On June 1, China will begin to implement its new Cybersecurity Law, and foreign companies are worried. China already restricts technology, and the new law will boost tighter control over data and enforce a broader definition of the services and products impacted. Firms are particularly concerned about one regulation that would require them to store information on mainland China, forcing them to rely on cloud providers such as Alibaba and Tencent, which have more local services, as opposed to offerings from Amazon or Microsoft.
Bloomberg reports that another provision is “a more comprehensive security-review process for key hardware and software deployed in China and a requirement to assist authorities conducting security investigations.” In a rare public response, more than 50 trade associations and chambers of commerce signed a letter asking for a delay, noting that the law “could impact billions of dollars of cross-border trade and lock out foreign cloud operators because of limits on how they operate in the country.”
“These measures will add costly burdens, restrict competition and may decrease the security of products and jeopardize the privacy of Chinese citizens,” stated the letter, from organizations “representing businesses based in the U.S., Europe, Japan, Korea, Australia, and elsewhere.” Domestically, Beijing University professor Li Yuxiao supports the law, saying that “secure information systems [are] integral to protecting the economy while also placing value on domestic operating systems over foreign products.”
Yet another provision “requires IT hardware and services to undergo inspection and verification as ‘secure and controllable’ before companies can deploy them in China,” which is “already tilting purchasing decisions at state-owned enterprises.”

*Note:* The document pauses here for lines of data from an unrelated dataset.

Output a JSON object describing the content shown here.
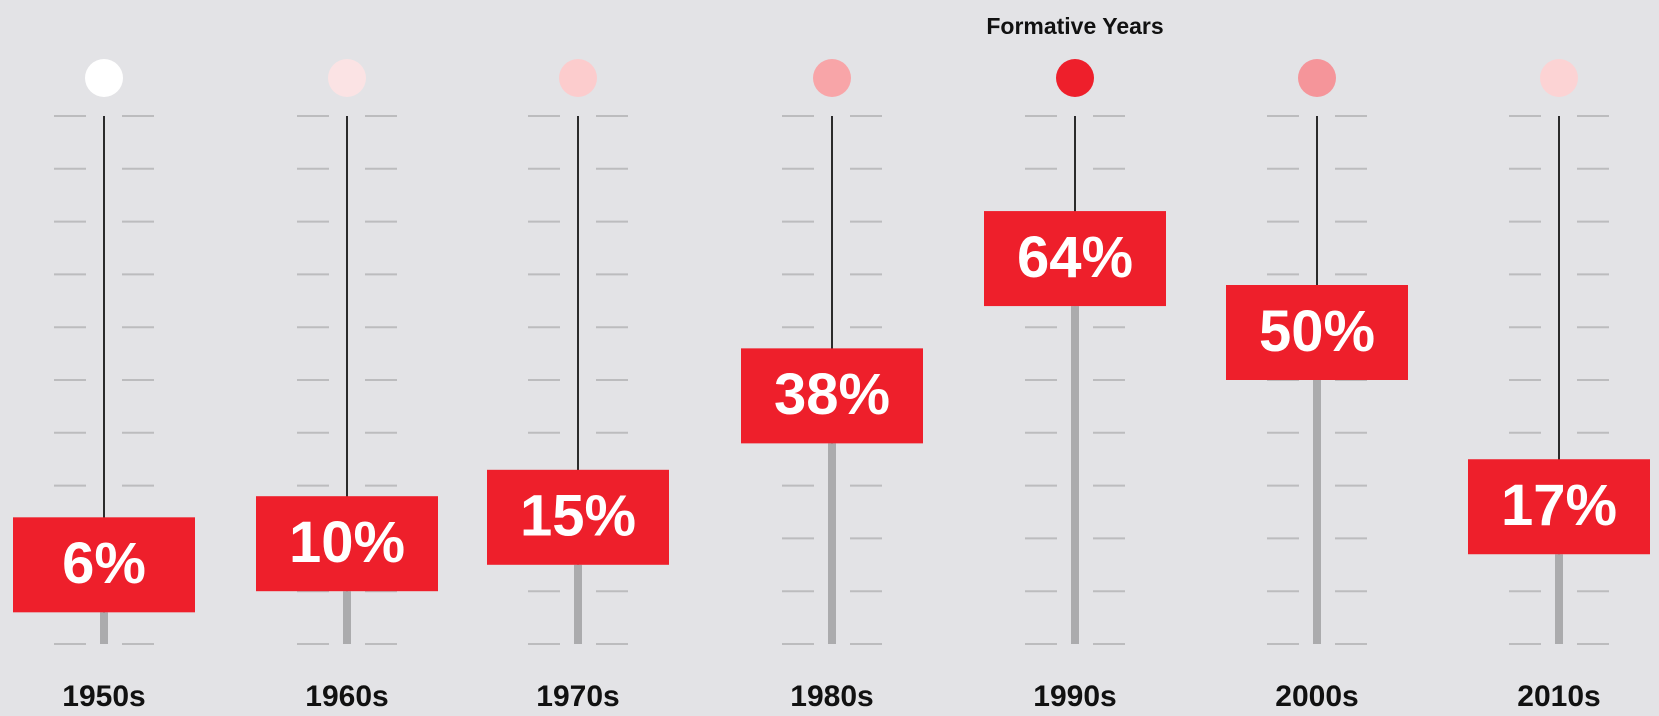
{
  "chart_data": {
    "type": "slider",
    "categories": [
      "1950s",
      "1960s",
      "1970s",
      "1980s",
      "1990s",
      "2000s",
      "2010s"
    ],
    "values": [
      6,
      10,
      15,
      38,
      64,
      50,
      17
    ],
    "value_labels": [
      "6%",
      "10%",
      "15%",
      "38%",
      "64%",
      "50%",
      "17%"
    ],
    "annotations": [
      null,
      null,
      null,
      null,
      "Formative Years",
      null,
      null
    ],
    "dot_colors": [
      "#ffffff",
      "#fbe3e4",
      "#fccccd",
      "#f8a5a8",
      "#ee1f2b",
      "#f5959a",
      "#fcd3d4"
    ],
    "color": "#ee1f2b",
    "ylim": [
      0,
      100
    ],
    "yticks": [
      0,
      10,
      20,
      30,
      40,
      50,
      60,
      70,
      80,
      90,
      100
    ]
  }
}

While the new Cybersecurity Law impacts all companies in China, foreign firms are expected to feel the impact more, “because they typically have more businesses, headquarters and data-processing centers overseas with a greater need to move information outside the mainland,” said DLA Piper partner Scott Thiel.
“We can assume that Chinese leadership will use it as an example of why China needs its own technology and cannot continue to rely on foreign suppliers,” said Adam Segal, director of the Digital and Cyberspace Policy Program at the Council of Foreign Relations.